Again with a view to a level playing field in the sensitive area of enforcement, there should also be some thought on the possibility of harmonising – here at a minimum level, considering the conditions imposed by Article 83(2) TFEU – a very delicate area that is still closely governed by national laws: namely that of the criminal law rules intended to safeguard the exercise of banking supervisory tasks and the general interests underpinning them, within the constitutional framework of the Member States. A mature system such as the SSM should be backed and secured by a hard set of criminal law rules, with their basic features enshrined at EU level. Indeed, any obstruction to the supervisory functions exercised by the ECB or by one of the 20 NCAs ought to be subject to homogeneous criminal sanctioning treatments across the whole SSM area. This would also be true if we refer to an unauthorised exercise of banking activity: with the European dimension of banking supervision, the transnational dimension of such offences does seem to exist per se.

My focus today has been on the genesis of the SSM and on possible leverages to remedy some internal weaknesses within the mechanism. The SSM cannot still be deemed a self-contained system, but rather a part – albeit the key one – of that Banking Union which, ten years after the founding regulation of the SSM, has still not been fully completed, especially on the front of crisis management and depositors' protection. It goes without saying that no banking supervision mechanism – no matter how efficient – can extinguish the risk of banking crises, especially when considering the unending transitions to which the advanced banking sectors are subject in the digital era, as the recent collapse of some US regional banks shows. Following the further postponement of the European Deposit Insurance Scheme announced by the Euro group at its meeting of 16 June 2022, the Commission – on the basis of the outcomes of that same meeting – presented a proposal last April for a revision of the Crisis Management and Deposit Insurance framework.
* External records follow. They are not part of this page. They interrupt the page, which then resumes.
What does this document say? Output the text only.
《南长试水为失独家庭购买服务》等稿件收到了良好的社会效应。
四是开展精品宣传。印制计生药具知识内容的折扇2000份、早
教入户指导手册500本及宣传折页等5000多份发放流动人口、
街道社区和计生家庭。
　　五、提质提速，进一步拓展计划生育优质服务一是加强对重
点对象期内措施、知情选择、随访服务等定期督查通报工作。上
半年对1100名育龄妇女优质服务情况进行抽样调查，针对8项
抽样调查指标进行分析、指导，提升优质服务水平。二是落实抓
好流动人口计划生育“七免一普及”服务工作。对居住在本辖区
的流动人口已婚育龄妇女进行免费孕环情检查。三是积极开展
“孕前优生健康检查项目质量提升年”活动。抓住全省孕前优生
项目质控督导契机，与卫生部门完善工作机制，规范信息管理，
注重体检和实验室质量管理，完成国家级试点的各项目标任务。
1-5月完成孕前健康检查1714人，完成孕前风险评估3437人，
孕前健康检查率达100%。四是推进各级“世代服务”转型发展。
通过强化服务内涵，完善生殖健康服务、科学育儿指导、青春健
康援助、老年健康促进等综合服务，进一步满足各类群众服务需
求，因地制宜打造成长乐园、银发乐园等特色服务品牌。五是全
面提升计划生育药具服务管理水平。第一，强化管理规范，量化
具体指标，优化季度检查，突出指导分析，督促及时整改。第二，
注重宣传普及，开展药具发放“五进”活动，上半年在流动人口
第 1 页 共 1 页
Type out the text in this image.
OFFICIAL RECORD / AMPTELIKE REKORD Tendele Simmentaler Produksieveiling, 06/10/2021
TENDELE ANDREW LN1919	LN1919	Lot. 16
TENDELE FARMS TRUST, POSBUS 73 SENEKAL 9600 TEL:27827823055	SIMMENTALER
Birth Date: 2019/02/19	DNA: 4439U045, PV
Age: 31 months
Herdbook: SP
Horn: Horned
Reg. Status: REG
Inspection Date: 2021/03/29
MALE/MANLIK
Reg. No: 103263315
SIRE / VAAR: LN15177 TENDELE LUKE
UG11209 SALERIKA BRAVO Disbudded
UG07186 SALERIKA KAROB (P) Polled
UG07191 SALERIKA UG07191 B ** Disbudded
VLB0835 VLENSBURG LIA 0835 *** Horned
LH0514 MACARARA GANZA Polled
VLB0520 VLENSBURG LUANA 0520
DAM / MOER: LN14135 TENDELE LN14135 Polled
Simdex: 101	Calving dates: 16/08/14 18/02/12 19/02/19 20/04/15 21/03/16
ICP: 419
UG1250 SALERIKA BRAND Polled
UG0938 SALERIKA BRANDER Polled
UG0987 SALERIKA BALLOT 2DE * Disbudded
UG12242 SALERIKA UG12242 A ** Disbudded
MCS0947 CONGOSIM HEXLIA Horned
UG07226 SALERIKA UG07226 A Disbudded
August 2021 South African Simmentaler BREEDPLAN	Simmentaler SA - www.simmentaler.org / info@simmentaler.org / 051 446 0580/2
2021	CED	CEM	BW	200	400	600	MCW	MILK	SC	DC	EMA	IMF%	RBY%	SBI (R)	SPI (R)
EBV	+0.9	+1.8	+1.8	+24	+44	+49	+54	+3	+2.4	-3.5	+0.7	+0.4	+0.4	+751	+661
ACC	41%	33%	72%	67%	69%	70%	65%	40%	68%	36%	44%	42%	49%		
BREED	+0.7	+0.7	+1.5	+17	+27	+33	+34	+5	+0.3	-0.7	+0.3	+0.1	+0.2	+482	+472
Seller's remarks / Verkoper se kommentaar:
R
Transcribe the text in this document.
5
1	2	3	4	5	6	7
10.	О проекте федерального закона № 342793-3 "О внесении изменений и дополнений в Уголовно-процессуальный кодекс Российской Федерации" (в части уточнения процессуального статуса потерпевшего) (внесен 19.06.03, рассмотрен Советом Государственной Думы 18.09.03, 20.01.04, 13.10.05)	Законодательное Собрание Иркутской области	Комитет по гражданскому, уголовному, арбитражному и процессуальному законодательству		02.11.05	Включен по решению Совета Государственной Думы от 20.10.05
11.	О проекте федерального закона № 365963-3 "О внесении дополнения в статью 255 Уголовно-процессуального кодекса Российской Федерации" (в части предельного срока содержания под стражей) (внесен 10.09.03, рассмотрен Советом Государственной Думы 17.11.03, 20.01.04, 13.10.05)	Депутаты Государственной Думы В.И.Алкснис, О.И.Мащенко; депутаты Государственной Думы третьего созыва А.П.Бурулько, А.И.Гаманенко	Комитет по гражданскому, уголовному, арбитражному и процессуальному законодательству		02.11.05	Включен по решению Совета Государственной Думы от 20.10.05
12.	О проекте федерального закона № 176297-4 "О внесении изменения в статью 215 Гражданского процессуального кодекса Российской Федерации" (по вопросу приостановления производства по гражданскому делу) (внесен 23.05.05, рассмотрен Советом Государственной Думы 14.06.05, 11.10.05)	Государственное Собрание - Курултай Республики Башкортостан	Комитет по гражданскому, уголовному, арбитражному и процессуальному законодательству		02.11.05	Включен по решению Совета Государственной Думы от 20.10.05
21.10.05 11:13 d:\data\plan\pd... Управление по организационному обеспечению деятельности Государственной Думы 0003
On the one hand, the proposal – which takes into account many of the suggestions we voiced in recent years – definitely includes some positive elements that could ease the crisis management for small and medium-sized banks, especially insofar as it enhances the potential for Deposit Guarantee Schemes to intervene to support a transfer of assets and liabilities, both in liquidation or in resolution, and to ensure an orderly exit from the market of failing banks. On the other hand, some critical issues remain: the enlargement of the scope for resolution should be guided by the principle of proportionality, requiring an assessment of the bank's actual capacity to issue Minimum Requirements and Eligible Liabilities, which in the Commission's proposal remains the main source of funding for resolution, and the lack of financial stability exemption for addressing systemic crises, such as the one adopted to solve the recent banking crises in the United States. This is not the time to enter into the details of this very technical debate, but – in my view – it is not possible to outline the perspectives of the SSM without considering the frontiers of crisis management.

I leave these thoughts to the eminent panellists of today's conference, which is intended to be an occasion to celebrate a decade in which legal challenges have mostly been successfully overcome, but also to openly discuss the many steps that still await the future generations of colleagues working for and within the EU banking supervision.